What's been most surprising about your experience?
JV: The biggest surprise has been how much effort it takes to manage the process of developing an idea compared to executing that process. Communication and time-management are very important elements of any plan, and although at times redundant or time consuming, they are completely necessary. I have gotten much better at project management than I ever thought I would coming into the fellowship.
AN: It shouldn’t be a shock, but the diversity of our team continues to both inspire and challenge me. We approach ideas and problems in such different ways. We’re pushing each other to find new ways of communicating, understanding, and working.
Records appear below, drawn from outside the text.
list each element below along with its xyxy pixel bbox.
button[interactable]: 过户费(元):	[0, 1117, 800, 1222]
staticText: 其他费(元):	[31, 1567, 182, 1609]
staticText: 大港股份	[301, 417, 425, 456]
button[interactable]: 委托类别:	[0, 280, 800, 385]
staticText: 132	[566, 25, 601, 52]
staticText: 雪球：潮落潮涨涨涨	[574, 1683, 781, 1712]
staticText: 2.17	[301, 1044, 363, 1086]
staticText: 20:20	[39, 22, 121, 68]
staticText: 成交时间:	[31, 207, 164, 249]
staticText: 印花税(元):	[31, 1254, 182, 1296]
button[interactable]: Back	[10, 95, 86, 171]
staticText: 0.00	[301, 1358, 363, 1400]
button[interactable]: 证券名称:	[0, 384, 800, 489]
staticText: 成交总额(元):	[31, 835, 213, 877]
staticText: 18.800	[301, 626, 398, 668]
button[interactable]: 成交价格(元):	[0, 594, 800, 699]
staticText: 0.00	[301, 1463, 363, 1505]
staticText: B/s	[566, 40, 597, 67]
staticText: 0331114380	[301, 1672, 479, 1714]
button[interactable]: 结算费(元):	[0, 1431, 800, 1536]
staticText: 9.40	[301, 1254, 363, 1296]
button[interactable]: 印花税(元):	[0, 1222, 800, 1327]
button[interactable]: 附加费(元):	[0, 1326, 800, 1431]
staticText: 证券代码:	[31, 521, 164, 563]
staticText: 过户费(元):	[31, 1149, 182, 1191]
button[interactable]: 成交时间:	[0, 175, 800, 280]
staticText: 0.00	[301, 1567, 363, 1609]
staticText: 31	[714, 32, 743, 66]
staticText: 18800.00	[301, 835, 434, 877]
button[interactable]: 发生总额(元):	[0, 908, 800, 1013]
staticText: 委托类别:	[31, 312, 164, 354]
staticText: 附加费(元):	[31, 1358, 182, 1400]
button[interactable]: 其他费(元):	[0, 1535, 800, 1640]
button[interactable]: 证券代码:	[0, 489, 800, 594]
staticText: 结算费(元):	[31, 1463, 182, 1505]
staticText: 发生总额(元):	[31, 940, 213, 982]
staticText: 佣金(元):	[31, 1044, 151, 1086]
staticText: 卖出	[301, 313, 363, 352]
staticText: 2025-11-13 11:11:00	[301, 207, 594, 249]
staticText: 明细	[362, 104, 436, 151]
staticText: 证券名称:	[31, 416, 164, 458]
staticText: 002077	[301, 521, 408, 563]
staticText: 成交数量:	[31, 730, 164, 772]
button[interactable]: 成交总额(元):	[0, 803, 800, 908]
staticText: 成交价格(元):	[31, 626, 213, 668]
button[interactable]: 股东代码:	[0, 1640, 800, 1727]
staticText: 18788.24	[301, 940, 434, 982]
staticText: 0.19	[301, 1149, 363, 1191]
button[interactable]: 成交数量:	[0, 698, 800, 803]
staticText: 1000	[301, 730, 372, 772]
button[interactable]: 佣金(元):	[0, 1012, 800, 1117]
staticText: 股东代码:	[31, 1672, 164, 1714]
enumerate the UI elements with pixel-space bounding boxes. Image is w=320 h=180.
And, more importantly, these diverse ways of thinking are pushing us toward a solution we think is going to matter.
What does a typical day look like for the 2015-2016 class?
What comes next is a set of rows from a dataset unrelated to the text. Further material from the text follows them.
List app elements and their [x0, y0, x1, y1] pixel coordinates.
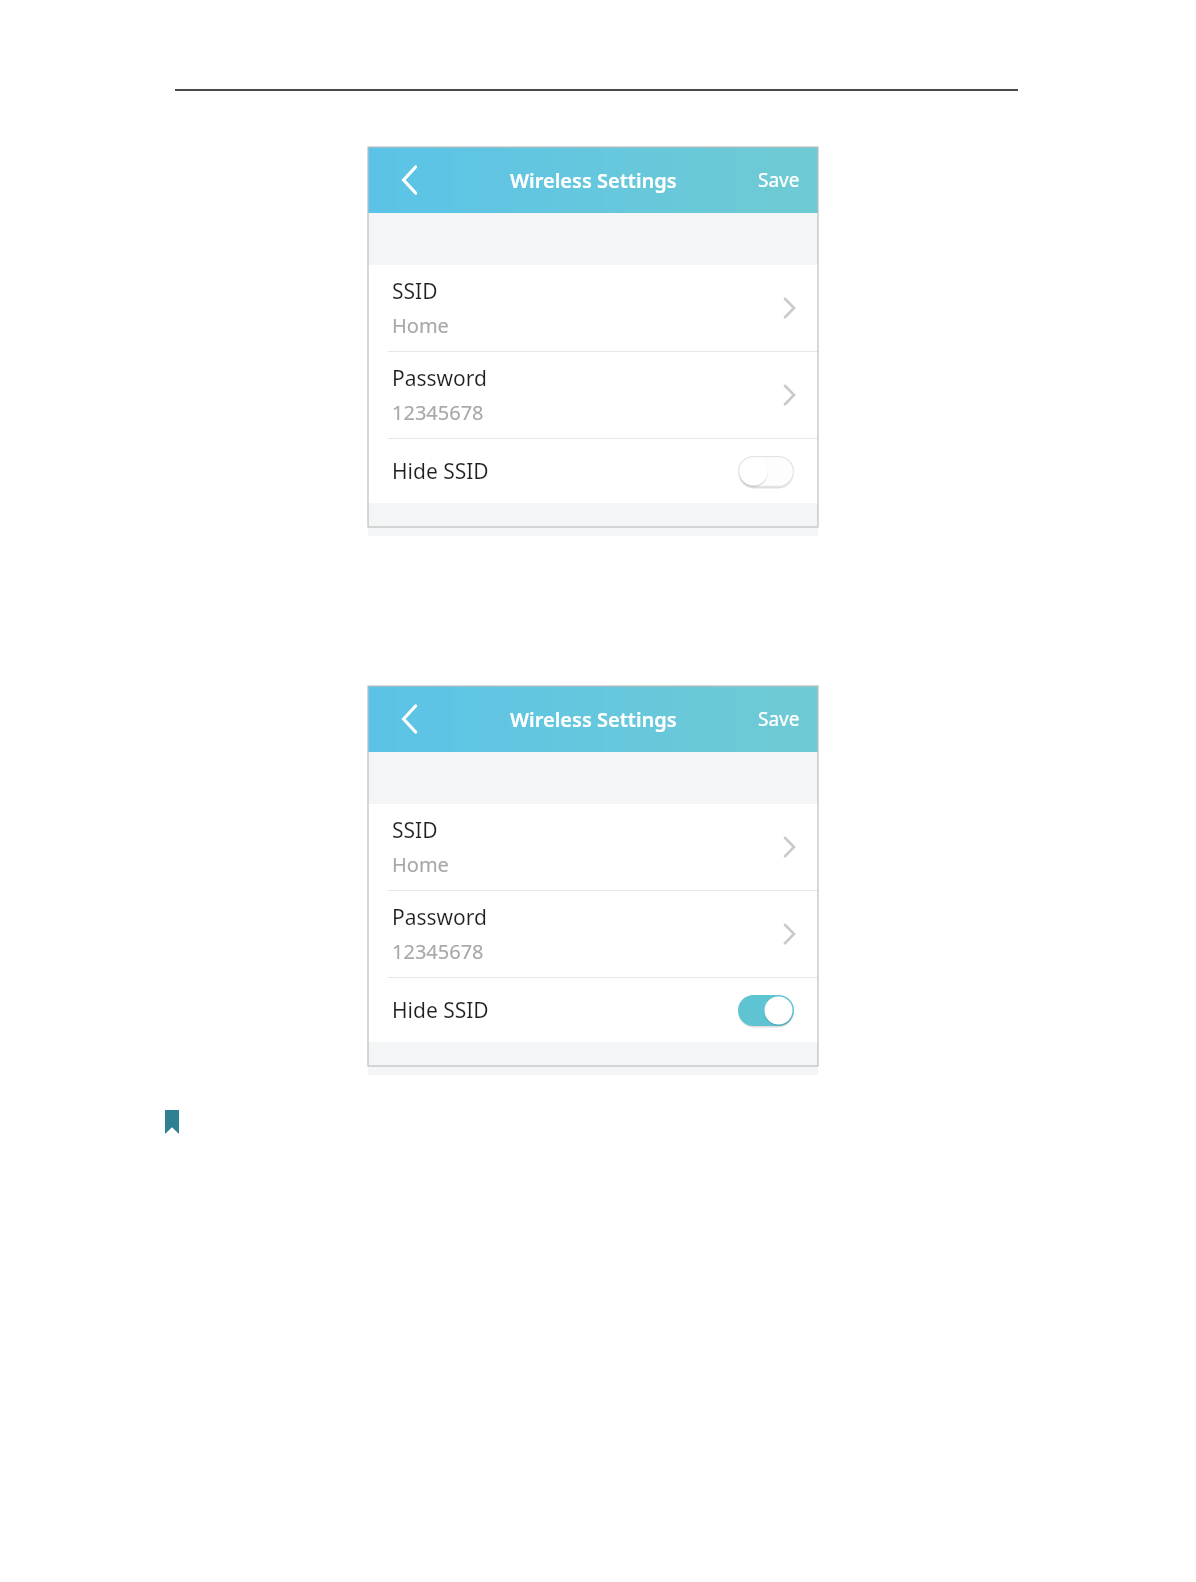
staticText: SSID: [392, 277, 438, 306]
button[interactable]: Password: [368, 352, 818, 438]
button[interactable]: Back: [388, 697, 432, 741]
button[interactable]: Save: [740, 155, 818, 205]
staticText: Home: [392, 851, 449, 878]
button[interactable]: Save: [740, 694, 818, 744]
staticText: Hide SSID: [392, 457, 738, 486]
button[interactable]: Back: [388, 158, 432, 202]
staticText: Wireless Settings: [510, 167, 677, 194]
button[interactable]: Password: [368, 891, 818, 977]
button[interactable]: Hide SSID toggle: [738, 456, 794, 487]
staticText: Save: [758, 167, 800, 193]
staticText: Hide SSID: [392, 996, 738, 1025]
button[interactable]: Hide SSID toggle: [738, 995, 794, 1026]
button[interactable]: Hide SSID: [368, 439, 818, 503]
staticText: Save: [758, 706, 800, 732]
button[interactable]: SSID: [368, 265, 818, 351]
button[interactable]: Hide SSID: [368, 978, 818, 1042]
staticText: Wireless Settings: [510, 706, 677, 733]
staticText: 12345678: [392, 399, 484, 426]
staticText: Home: [392, 312, 449, 339]
staticText: Password: [392, 903, 487, 932]
staticText: SSID: [392, 816, 438, 845]
staticText: 12345678: [392, 938, 484, 965]
button[interactable]: SSID: [368, 804, 818, 890]
staticText: Password: [392, 364, 487, 393]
JV: The obvious short answer is that no two days really end up being the same. That being said, days generally fall in one of three categories. Conference days, which generally are structured the same, experience days, where we are meeting with/at some exciting opportunity that is only tangentially related to our project, or grind days, where we are planning all the cool things we will be doing, and spending time going through the HFA curriculum/process.
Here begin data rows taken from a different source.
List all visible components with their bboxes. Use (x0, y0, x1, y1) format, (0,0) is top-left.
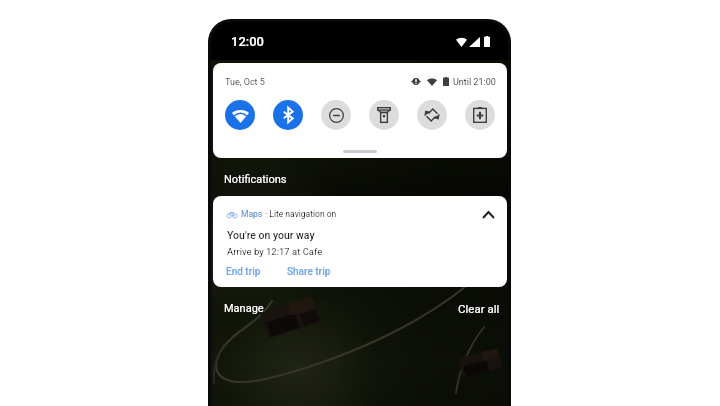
staticText: Maps (241, 209, 263, 219)
staticText: Notifications (224, 173, 287, 186)
staticText: Tue, Oct 5 (225, 77, 265, 88)
staticText: · Lite navigation on (265, 209, 337, 219)
button[interactable]: Do not disturb (321, 100, 351, 130)
staticText: 12:00 (231, 34, 264, 49)
button[interactable]: Collapse notification (476, 203, 500, 227)
button[interactable]: End trip (226, 266, 261, 278)
button[interactable]: Clear all (458, 302, 500, 315)
button[interactable]: Wi-Fi (225, 100, 255, 130)
staticText: Arrive by 12:17 at Cafe (227, 246, 323, 257)
button[interactable]: Flashlight (369, 100, 399, 130)
staticText: You're on your way (227, 229, 315, 241)
button[interactable]: Maps (213, 196, 507, 287)
button[interactable]: Battery saver (465, 100, 495, 130)
button[interactable]: Auto rotate (417, 100, 447, 130)
button[interactable]: Manage (224, 302, 264, 315)
button[interactable]: Share trip (287, 266, 331, 278)
staticText: Until 21:00 (453, 77, 496, 88)
button[interactable]: Bluetooth (273, 100, 303, 130)
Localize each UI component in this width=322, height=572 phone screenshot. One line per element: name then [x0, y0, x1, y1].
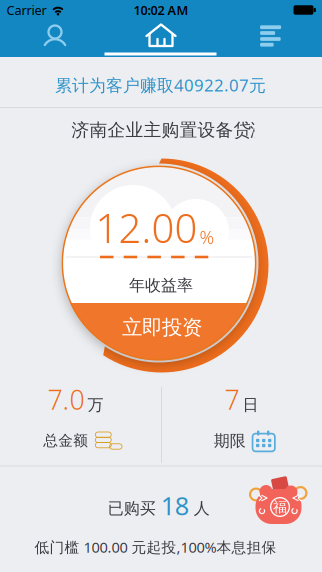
button[interactable]: 12.00 [62, 166, 256, 360]
button[interactable]: 累计为客户赚取40922.07元 [0, 60, 322, 110]
staticText: 济南企业主购置设备贷 [72, 119, 252, 141]
staticText: 低门槛 100.00 元起投,100%本息担保 [34, 537, 276, 557]
staticText: 立即投资 [122, 315, 202, 340]
staticText: 期限 [214, 431, 246, 451]
button[interactable] [25, 20, 85, 57]
staticText: 7 [224, 382, 240, 417]
staticText: 累计为客户赚取40922.07元 [55, 74, 266, 96]
staticText: 福 [273, 498, 287, 516]
staticText: 万 [88, 395, 104, 415]
button[interactable] [131, 20, 191, 57]
staticText: 总金额 [43, 432, 88, 450]
button[interactable]: 福 [241, 473, 313, 529]
button[interactable] [238, 20, 298, 57]
staticText: % [200, 225, 214, 249]
staticText: 已购买 [108, 499, 161, 518]
staticText: 18 [161, 489, 189, 522]
staticText: 7.0 [48, 382, 84, 417]
staticText: 人 [189, 499, 210, 518]
staticText: 日 [242, 395, 258, 415]
staticText: 年收益率 [129, 276, 193, 295]
staticText: 12.00 [96, 201, 198, 254]
staticText: 济 [250, 119, 268, 141]
staticText: 10:02 AM [134, 2, 188, 18]
staticText: Carrier [6, 2, 46, 18]
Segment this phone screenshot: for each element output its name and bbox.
AN: Like Jake said, there’s no typical week. While there are conferences or meetings that are set up for us or by us in advance, it’s up to us to figure out the rest—which takes a lot of work! It’s always a matter of balancing the time we need to dig deep into brainstorming and ideation with the time we to stay on top of the nuts and bolts of the fellowship.
Looking toward the months ahead, what are you most excited about?
JV: Coming into the fellowship I was personally the most comfortable with verifying and validating prototypes. To this point we have been mostly working through interviews and data collection, with our work being very communication oriented. I am looking forward to getting to the portion of the product cycle that I am more comfortable in.
AN: I live for the moments when we’re on the ground talking to people who are living with diabetes. As we start to prototype, I’m really looking forward to having more of those kinds of conversations—the kind that help us understand whether or not the solution we’re creating is going to have the impact we want it to have.
When you picture yourself a year from now, or even ten years from now, how do you think your experience with HFA will have impacted your path?
JV: I joined the fellowship straight out of school and for the most part my professional options were in the engineering industry. The biggest impact that this fellowship will have on me, regardless of the next six months, is just how much exposure to healthcare innovation I have received. I have met a ton of people that are doing work in the space and have a much better understanding about how I can try to apply my talents most efficiently and find a niche for myself.
AN: This experience has helped me define and redefine my values in both expected and unexpected ways. We’ve interacted with physicians, administrators, policy makers, social workers, entrepreneurs, and more who are all trying to solve the same problem in really different ways. It has helped me enormously in figuring out the approach I want to take to solving the problems I see in my community. And that’s been really important information to have as I start thinking about graduate school.